Saudi Arabia's king is due to travel to Washington to meet Barack Obama, the US president, to discuss Israeli-Palestinian peacemaking, the nuclear standoff with Iran, and economic co-operation.
The meeting on Tuesday is also likely to focus on US policy in Afghanistan, following the sacking of the US military commander there and mutual national security efforts.
King Abdullah, 86, will be at the White House just a week before Obama is due to meet Binyamin Netanyahu, the Israeli prime minister, following Israel's decision to "liberalise" its siege of the Gaza Strip after its flotilla raid in May, in which nine Turkish activists were killed.
Discussing the visit, Hussein Shobokshi, a Saudi columnist, told Al Jazeera that Abdullah will take the opportunity to ask the US to move from talking to creating policies and procedures with regard to Israel and Iran.
"The Israelis have been literally getting away with murder and they have ignored any type of request by the American administration vis-a-vie the settlements.
"There is no end in sight [to settlements]. Barack Obama has not done anything. It's not a matter of him doing more, it's a matter of [him] doing something, period. We need to see some important measures on the ground.
"The Saudis have held a clear and consistent message that the entire Middle East should be a nuclear-free area. I don't think America is putting the same pressure on Israel as they are on Iranians."
Abdullah and Obama met a year ago in Riyadh, Saudi Arabia's capital, the day before Obama's Cairo address to the Muslim world, at a time when the US was seeking inducements to Israel from the Arab world to move peace negotiations forward.
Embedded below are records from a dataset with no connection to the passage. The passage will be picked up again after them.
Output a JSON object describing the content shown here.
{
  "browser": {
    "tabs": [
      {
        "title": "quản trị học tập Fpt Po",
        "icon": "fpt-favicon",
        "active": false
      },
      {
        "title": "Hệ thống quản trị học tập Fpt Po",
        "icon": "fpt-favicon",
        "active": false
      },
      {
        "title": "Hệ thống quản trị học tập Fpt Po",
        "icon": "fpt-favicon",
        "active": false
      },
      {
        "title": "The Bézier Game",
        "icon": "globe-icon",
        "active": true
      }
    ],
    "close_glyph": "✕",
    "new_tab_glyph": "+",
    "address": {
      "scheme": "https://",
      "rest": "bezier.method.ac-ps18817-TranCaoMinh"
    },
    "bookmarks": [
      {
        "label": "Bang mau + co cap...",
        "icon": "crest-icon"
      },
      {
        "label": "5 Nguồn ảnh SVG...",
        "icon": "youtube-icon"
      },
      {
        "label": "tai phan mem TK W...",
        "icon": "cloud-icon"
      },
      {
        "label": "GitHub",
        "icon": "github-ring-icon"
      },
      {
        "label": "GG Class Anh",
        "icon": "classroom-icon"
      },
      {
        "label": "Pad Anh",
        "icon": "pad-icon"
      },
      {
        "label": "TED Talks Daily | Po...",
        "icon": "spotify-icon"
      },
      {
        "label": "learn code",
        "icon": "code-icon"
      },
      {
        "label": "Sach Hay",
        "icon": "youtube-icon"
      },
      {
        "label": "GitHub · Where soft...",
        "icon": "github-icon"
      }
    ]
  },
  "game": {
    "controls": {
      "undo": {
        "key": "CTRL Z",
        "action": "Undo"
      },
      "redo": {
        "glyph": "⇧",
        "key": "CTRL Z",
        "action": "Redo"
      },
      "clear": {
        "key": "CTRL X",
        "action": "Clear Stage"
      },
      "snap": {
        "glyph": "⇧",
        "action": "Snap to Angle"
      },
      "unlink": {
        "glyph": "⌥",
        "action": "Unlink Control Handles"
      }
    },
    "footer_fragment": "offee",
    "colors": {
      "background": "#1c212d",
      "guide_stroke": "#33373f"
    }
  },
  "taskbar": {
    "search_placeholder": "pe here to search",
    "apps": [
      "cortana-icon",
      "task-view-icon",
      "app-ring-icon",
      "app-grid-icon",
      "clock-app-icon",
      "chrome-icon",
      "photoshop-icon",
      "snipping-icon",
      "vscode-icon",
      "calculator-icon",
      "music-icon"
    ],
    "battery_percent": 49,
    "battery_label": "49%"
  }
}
Analysts said the Saudis would be keen to talk about US-driven new nuclear sanction over Iran, the Middle East peace process, and Afghanistan.
The two sides could also agree on arms deals to build Riyadh's defensive capabilities against Iran's threat, including a long-pending request for as many as 72 F-15 Eagle tactical fighters, according to defense industry sources.
The Saudis have long linked achieving a Palestinian-Israeli peace deal to alleviating other regional tensions, including the perceived threat from Iran.